Following Friday’s shooting at a Christchurch mosque in New Zealand, Alexandria Ocasio-Cortez immediately took to Twitter to mock those sending thoughts and prayers. “At first I thought of saying, ‘Imagine being told your house of faith isn’t safe anymore.’ But I couldn’t say ‘imagine.’ Because of Charleston [church shooting]. Pittsburgh [synagogue shooting]. Sutherland Springs [church shooting],” she began. And then she concluded with the worst possible phrasing, asking; “What good are your thoughts & prayers when they don’t even keep the pews safe?” Cortez knows her talking points, but apparently not what content to deploy them, as many of those shot dead in all the cases she referenced were killed while praying.
She clarified after facing some heat, “Thoughts and prayers is a reference to the NRA’s phrase used to deflect the conversation away from policy change during tragedies. Not directed to [New Zealand] PM Jacinda Ardern, who I greatly admire,” even though the NRA has no influence or real presence in New Zealand.

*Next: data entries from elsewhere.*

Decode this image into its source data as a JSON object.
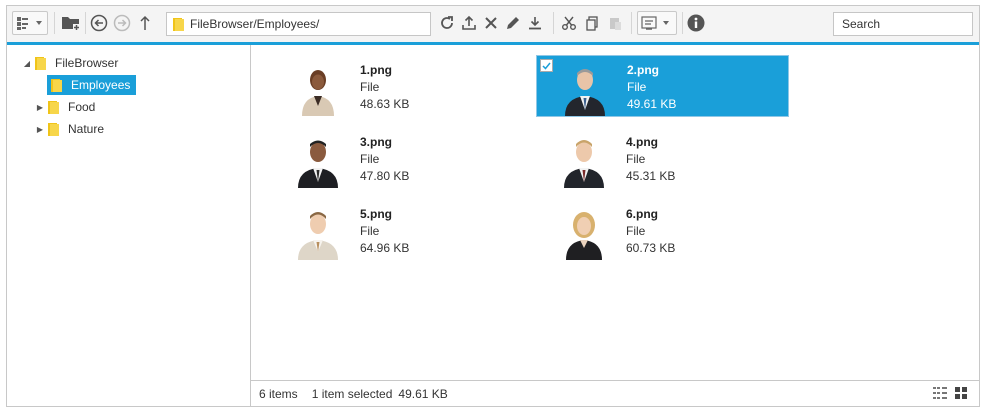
{
  "toolbar": {
    "address_path": "FileBrowser/Employees/",
    "search_placeholder": "Search"
  },
  "tree": {
    "root": "FileBrowser",
    "children": [
      {
        "label": "Employees",
        "selected": true
      },
      {
        "label": "Food",
        "selected": false
      },
      {
        "label": "Nature",
        "selected": false
      }
    ]
  },
  "files": [
    {
      "name": "1.png",
      "kind": "File",
      "size": "48.63 KB",
      "selected": false
    },
    {
      "name": "2.png",
      "kind": "File",
      "size": "49.61 KB",
      "selected": true
    },
    {
      "name": "3.png",
      "kind": "File",
      "size": "47.80 KB",
      "selected": false
    },
    {
      "name": "4.png",
      "kind": "File",
      "size": "45.31 KB",
      "selected": false
    },
    {
      "name": "5.png",
      "kind": "File",
      "size": "64.96 KB",
      "selected": false
    },
    {
      "name": "6.png",
      "kind": "File",
      "size": "60.73 KB",
      "selected": false
    }
  ],
  "status": {
    "item_count": "6 items",
    "selection": "1 item selected",
    "selected_size": "49.61 KB"
  },
  "colors": {
    "accent": "#1a9fd9",
    "folder": "#f0c419"
  }
}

With comments like these, it’s no wonder that despite being a media darling (having received more press coverage than any freshmen Congressperson except Hillary Clinton), only 31% of people actually approve of AOC, compared to 39% for Trump, of whom 92% of media coverage is negative.
The following day, she responded to a tweet from Michael Skolnik that listed six terrorist attacks from white supremacists since 2014. For some content, there were ten Islamist terrorist attacks on January 1st, 2019 alone. “All of these are terrorist incidents,” Cortez correctly observed. “We have a responsibility to understand how white supremacy + online radicalization works, because it is impacting our entire society. President Trump defunded Federal programs designed to fight the spread of white supremacist hate groups.”
All of these are terrorist incidents.
We have a responsibility to understand how white supremacy + online radicalization works, because it is impacting our entire society.
President Trump defunded Federal programs designed to fight the spread of white supremacist hate groups. https://t.co/7WgC65f5Fp
— Alexandria Ocasio-Cortez (@AOC) March 15, 2019
I was unaware that the federal government had funded programs designed to fight the spread of white supremacist groups, and after some research learned that the amount previously allocated to it amounted to less than what the government spends in a second. In their final days, the Obama administration awarded 31 grants through the Department of Homeland Security devoted towards fighting domestic extremism, totaling $10 million to 26 recipients. Most were devoted to fighting Islamic radicalism, but one grant for $400,000 was given to a group exclusively fighting white identity extremism, Life After Hate. According to the group’s mission, they aim to “help people leave hate groups, particularly white supremacy groups.” The group was founded by Christian Picciolini, a former white supremacist.
Why the funding was pulled is disputed, and Picciolini can’t claim his group was singled out, because eleven others saw their grants stripped. According to The Hill;
Reuters reported at the time that the White House was considering retooling the program to focus more on radical Islamic extremism than on white supremacist groups. Trump also proposed entirely eliminating the program in his 2018 budget request.
The DHS emphasized in a statement that “sixteen of the 26 recipients have applicability to all forms of violent extremism and as such will address the threat of domestic terrorism.” Seven new applicants also won funding, while seven of the existing recipients got a funding boost. Those getting the funding boost generally were law enforcement agencies or proposals backed by police.
Remember; Picciolini’s group wasn’t the only one that devoted resources towards fighting white extremism, it was the only group that exclusively focussed on that, and only received 4% of the grant money in the first place. Perhaps the reason Life After Hate got defunded is due to the lack of evidence that they’ve accomplished anything. There isn’t a single testimonial on the group’s website, and the only evidence of their efficacy is having “helped more than 150 people confront violent extremism; and thousands more deal with hate in their communities,” without any actual specifics of what that means. Organizing an anti-racist march would meet that criteria – but that’s not anything that would bring a white extremist to sanity.
Picciolini believes that his group was defunded due to his opposition to Donald Trump, and specifically mentioned his tweets against the President. While we’ll never know if that’s true, if it were, the progression of his tweets is amusing in hindsight. Perhaps threatening to use all your resources to fight against the President isn’t the best idea when you’re dependent on the government.
One day the NRA was responsible for the New Zealand terrorist – and the next day it was President Trump.
Maybe tomorrow AOC willl hold the shooter responsible!